If you are working with genomic regions instead of genes, we provide tools to link your genomic regions to genes and functional annotations. This is particularly important for assays such as ATAC-seq or ChIP-seq. Our method supposes that your regions of interest are a subset of background regions (for example, all regions considered for DE testing and DE regions). We recommend you to check the ATAC-seq and ChIP-seq examples for more details.

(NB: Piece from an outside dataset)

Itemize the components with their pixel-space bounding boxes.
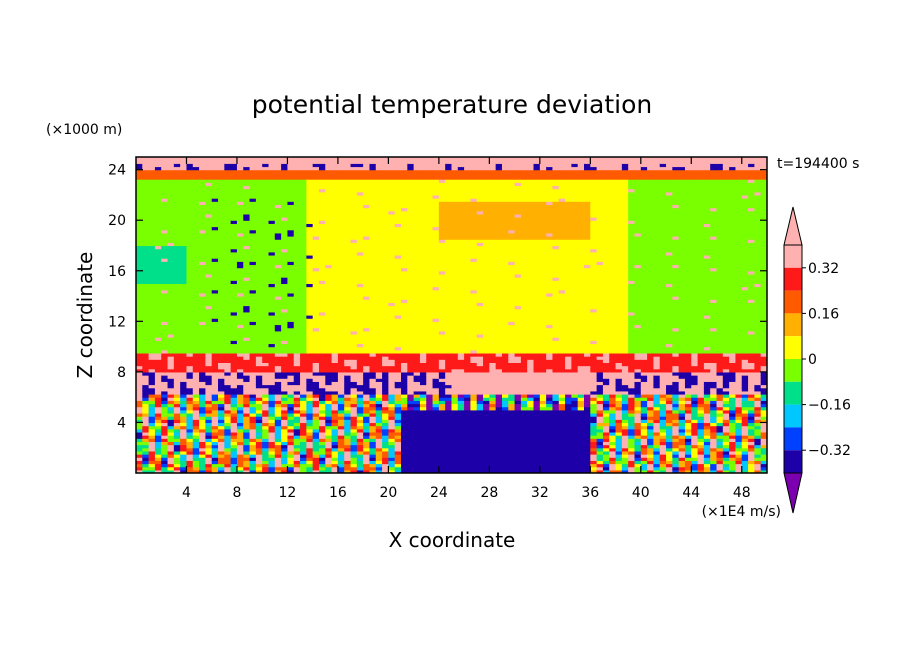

# Initialize the GSEA object
# A gmt file is in the format :
# term_id1 \t term_name1 \t gene1 \t gene2...\n
# term_id2 \t term_name2 \t gene1 \t gene2...\n
gsea_obj = muffin.grea.pyGREAT(geneset_gmt_file, gtf_file, chromSizes_file)
# Link to genes
dataset.var_names = gsea_obj.label_by_nearest_gene(dataset.var[["Chromosome","Start","End"]]).astype(str)
# Assume we performed differential expression and want to see the affected gene sets.
# Retrieve DE regions
DE_indexes = (dataset.varm["DE_results"]["padj"] < 0.05) & (np.abs(dataset.varm["DE_results"]["log2FoldChange"]) > 1.0)
all_regions = dataset.var[["Chromosome", "Start", "End"]]
query = all_regions[DE_indexes]
# Perform GREA (Genomic Region Enrichment Analysis)
gsea_results = gsea_obj.find_enriched(query, all_regions, cores=16)
# Visualize clustered enrichments
gsea_obj.cluster_treemap(gsea_results)

Interfacing with the Scanpy ecosystem

Outputs of MUFFIN are stored in the AnnData format, and mimics the data slots that Scanpy uses internally for the functions it replaces, which makes the use of Scanpy functions seamless. If you want to visualize the expression levels across different conditions or clusters, residuals are stored in the .layers[“residuals”] data slot.